Like all parents, Hillary and I know from experience that nothing can weigh more heavily on your mind than the health of your child. The slightest cough, the most minor accident can cause enormous worry. I can barely imagine what it would be like to also have to worry about finding the money to pay for your children's health care in the first place.
Too many parents live with these worries every day. Millions of our fellow Americans— people who are dedicated citizens, people who get up every day and go to work, people who pay the taxes they owe to the Government, people who do everything that is expected of them and still have to worry about the health care of their children for lack of insurance coverage. This is wrong.
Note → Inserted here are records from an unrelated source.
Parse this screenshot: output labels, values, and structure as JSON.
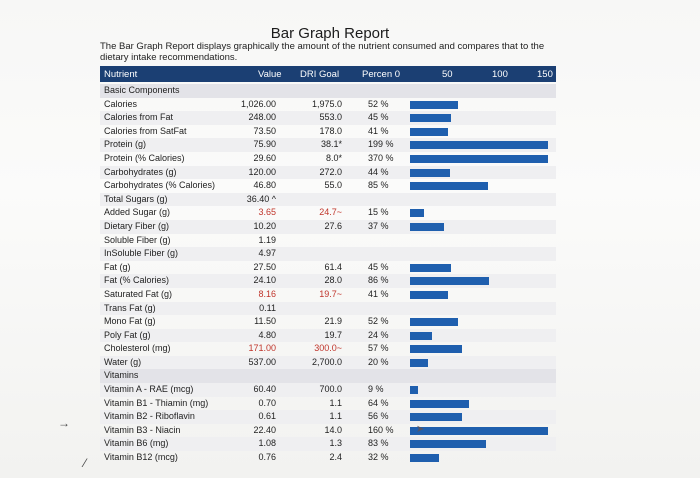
{
  "title": "Bar Graph Report",
  "intro": "The Bar Graph Report displays graphically the amount of the nutrient consumed and compares that to the dietary intake recommendations.",
  "header": {
    "nutrient": "Nutrient",
    "value": "Value",
    "dri": "DRI Goal",
    "percent": "Percen 0",
    "s50": "50",
    "s100": "100",
    "s150": "150"
  },
  "colors": {
    "header": "#1b3f73",
    "bar": "#1f5fae",
    "red": "#c0352b"
  },
  "rows": [
    {
      "name": "Basic Components",
      "type": "section"
    },
    {
      "name": "Calories",
      "value": "1,026.00",
      "dri": "1,975.0",
      "pct": "52 %",
      "bar": 52
    },
    {
      "name": "Calories from Fat",
      "value": "248.00",
      "dri": "553.0",
      "pct": "45 %",
      "bar": 45
    },
    {
      "name": "Calories from SatFat",
      "value": "73.50",
      "dri": "178.0",
      "pct": "41 %",
      "bar": 41
    },
    {
      "name": "Protein (g)",
      "value": "75.90",
      "dri": "38.1*",
      "pct": "199 %",
      "bar": 150
    },
    {
      "name": "Protein (% Calories)",
      "value": "29.60",
      "dri": "8.0*",
      "pct": "370 %",
      "bar": 150
    },
    {
      "name": "Carbohydrates (g)",
      "value": "120.00",
      "dri": "272.0",
      "pct": "44 %",
      "bar": 44
    },
    {
      "name": "Carbohydrates (% Calories)",
      "value": "46.80",
      "dri": "55.0",
      "pct": "85 %",
      "bar": 85
    },
    {
      "name": "Total Sugars (g)",
      "value": "36.40 ^",
      "dri": "",
      "pct": ""
    },
    {
      "name": "Added Sugar (g)",
      "value": "3.65",
      "dri": "24.7~",
      "pct": "15 %",
      "bar": 15,
      "red": true
    },
    {
      "name": "Dietary Fiber (g)",
      "value": "10.20",
      "dri": "27.6",
      "pct": "37 %",
      "bar": 37
    },
    {
      "name": "Soluble Fiber (g)",
      "value": "1.19",
      "dri": "",
      "pct": ""
    },
    {
      "name": "InSoluble Fiber (g)",
      "value": "4.97",
      "dri": "",
      "pct": ""
    },
    {
      "name": "Fat (g)",
      "value": "27.50",
      "dri": "61.4",
      "pct": "45 %",
      "bar": 45
    },
    {
      "name": "Fat (% Calories)",
      "value": "24.10",
      "dri": "28.0",
      "pct": "86 %",
      "bar": 86
    },
    {
      "name": "Saturated Fat (g)",
      "value": "8.16",
      "dri": "19.7~",
      "pct": "41 %",
      "bar": 41,
      "red": true
    },
    {
      "name": "Trans Fat (g)",
      "value": "0.11",
      "dri": "",
      "pct": ""
    },
    {
      "name": "Mono Fat (g)",
      "value": "11.50",
      "dri": "21.9",
      "pct": "52 %",
      "bar": 52
    },
    {
      "name": "Poly Fat (g)",
      "value": "4.80",
      "dri": "19.7",
      "pct": "24 %",
      "bar": 24
    },
    {
      "name": "Cholesterol (mg)",
      "value": "171.00",
      "dri": "300.0~",
      "pct": "57 %",
      "bar": 57,
      "red": true
    },
    {
      "name": "Water (g)",
      "value": "537.00",
      "dri": "2,700.0",
      "pct": "20 %",
      "bar": 20
    },
    {
      "name": "Vitamins",
      "type": "section"
    },
    {
      "name": "Vitamin A - RAE (mcg)",
      "value": "60.40",
      "dri": "700.0",
      "pct": "9 %",
      "bar": 9
    },
    {
      "name": "Vitamin B1 - Thiamin (mg)",
      "value": "0.70",
      "dri": "1.1",
      "pct": "64 %",
      "bar": 64
    },
    {
      "name": "Vitamin B2 - Riboflavin",
      "value": "0.61",
      "dri": "1.1",
      "pct": "56 %",
      "bar": 56
    },
    {
      "name": "Vitamin B3 - Niacin",
      "value": "22.40",
      "dri": "14.0",
      "pct": "160 %",
      "bar": 150
    },
    {
      "name": "Vitamin B6 (mg)",
      "value": "1.08",
      "dri": "1.3",
      "pct": "83 %",
      "bar": 83
    },
    {
      "name": "Vitamin B12 (mcg)",
      "value": "0.76",
      "dri": "2.4",
      "pct": "32 %",
      "bar": 32
    }
  ]
}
If we really want to make America strong for the 21st century, we will correct it. We have the tools; it is now up to us to use them.
Thank you very much, and God bless you all.
NOTE: The President spoke at 1:43 p.m. in the atrium at Children's Hospital. In his remarks, he referred to Linda Haverman, mother of two boys who had received health insurance through Medicaid, who introduced the President; Ned Zechman, president, Children's Hospital; Mayor Marion S. Barry, Jr., of the District of Columbia; and Raymond C. Scheppach, executive director, National Governors' Association.